Refusal can't mean replacing one scapegoat with another. This was an antisemitic terrorist attack. That truth must be faced. And it must be faced without collapsing into collective blame. Blaming Muslim Australians for an atrocity they didn't commit is not “strength”; it is the next step in the same cycle of racialised hatred. The same goes for blaming Jewish people for the genocide in Gaza. It's wrong.
If you want a single, living example of what Australia is at its best, look at the man who crash-tackled and disarmed one of the shooters. He has been identified as Ahmed Al Ahmed - a fruit shop owner and Muslim Australian - and his courage saved lives. That's multiculturalism in action: not slogans, but instinctive decency. A willingness to protect other Aussies because they're human beings.

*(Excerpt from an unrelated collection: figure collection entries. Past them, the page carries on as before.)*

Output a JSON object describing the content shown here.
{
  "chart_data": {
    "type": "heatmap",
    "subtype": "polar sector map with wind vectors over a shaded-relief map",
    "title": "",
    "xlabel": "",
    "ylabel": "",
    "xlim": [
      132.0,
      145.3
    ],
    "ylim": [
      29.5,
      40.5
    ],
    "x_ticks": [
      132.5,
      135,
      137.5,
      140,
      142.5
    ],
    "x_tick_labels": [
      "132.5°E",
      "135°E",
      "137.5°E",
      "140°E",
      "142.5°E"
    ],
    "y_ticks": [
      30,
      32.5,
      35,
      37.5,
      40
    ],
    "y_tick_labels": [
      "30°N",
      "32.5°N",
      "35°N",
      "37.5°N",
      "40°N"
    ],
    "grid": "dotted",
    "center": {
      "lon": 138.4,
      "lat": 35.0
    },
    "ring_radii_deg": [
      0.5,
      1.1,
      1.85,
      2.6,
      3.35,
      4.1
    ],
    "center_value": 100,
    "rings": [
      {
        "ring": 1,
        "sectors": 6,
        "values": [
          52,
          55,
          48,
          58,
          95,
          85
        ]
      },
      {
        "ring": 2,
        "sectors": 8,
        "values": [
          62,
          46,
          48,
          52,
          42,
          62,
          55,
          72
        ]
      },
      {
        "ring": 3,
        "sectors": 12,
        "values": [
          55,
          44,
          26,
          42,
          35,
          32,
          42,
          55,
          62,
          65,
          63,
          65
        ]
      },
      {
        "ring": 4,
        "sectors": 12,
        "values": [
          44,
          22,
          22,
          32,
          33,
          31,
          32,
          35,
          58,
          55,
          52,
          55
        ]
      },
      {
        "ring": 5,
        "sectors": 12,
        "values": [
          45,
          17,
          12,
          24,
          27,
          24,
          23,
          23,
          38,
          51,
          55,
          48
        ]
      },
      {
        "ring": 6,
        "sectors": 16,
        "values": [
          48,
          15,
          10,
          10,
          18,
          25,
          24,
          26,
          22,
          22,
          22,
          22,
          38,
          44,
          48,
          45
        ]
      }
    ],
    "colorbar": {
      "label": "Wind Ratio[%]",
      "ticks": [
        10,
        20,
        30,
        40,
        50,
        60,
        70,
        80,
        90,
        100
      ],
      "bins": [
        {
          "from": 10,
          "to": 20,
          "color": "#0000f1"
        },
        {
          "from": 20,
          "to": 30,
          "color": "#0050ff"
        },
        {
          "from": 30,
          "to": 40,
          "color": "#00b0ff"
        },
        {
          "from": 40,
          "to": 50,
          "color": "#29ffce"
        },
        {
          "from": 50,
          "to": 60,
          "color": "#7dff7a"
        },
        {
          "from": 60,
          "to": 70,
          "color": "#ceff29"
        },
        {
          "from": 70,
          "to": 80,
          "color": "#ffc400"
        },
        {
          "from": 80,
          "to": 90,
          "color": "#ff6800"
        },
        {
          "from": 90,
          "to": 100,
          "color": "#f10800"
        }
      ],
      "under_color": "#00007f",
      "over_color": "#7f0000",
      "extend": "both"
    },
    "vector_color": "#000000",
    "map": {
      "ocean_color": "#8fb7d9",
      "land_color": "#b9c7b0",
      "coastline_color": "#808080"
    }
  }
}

What we must treasure fiercely is Australia’s multiculturalism. This country used to be defined by exclusion. Well into the 1970s, we were shaped by policies and attitudes that sorted people by skin colour, origin, and belonging. That's not the Australia we want to live in now. Modern Australia is defined by the everyday fact of living together - neighbours, schools, workplaces, friendships, and families that cross every old line.
But multiculturalism isn’t self-sustaining. It requires practice. Each of us has a responsibility to practise non-violence - not only physical non-violence, but social and structural non-violence: the refusal to scapegoat; the courage to challenge racist or dehumanising talk; the discipline not to spread inflammatory rumours; the insistence that safety and dignity belong to everyone, including those who are grieving after the Bondi attacks.
And yes - we also need to talk plainly about guns. Australia’s post–Port Arthur reforms mattered. But we have drifted into a new normal where the number of civilian firearms has climbed into the millions, and where ownership has become more concentrated among fewer people who own more guns each. This attack will inevitably sharpen that national reckoning - and it should. There are more guns per capita in Australia now than there were the day before the Port Arthur shooting.
If we want to honour the victims and stand with Jewish Aussies who were targeted for their faith, we should do it by confronting hate wherever it appears, tightening what needs tightening on guns, refusing opportunists who trade in division, and protecting the best thing we’ve built together: a country where difference is ordinary, not a target.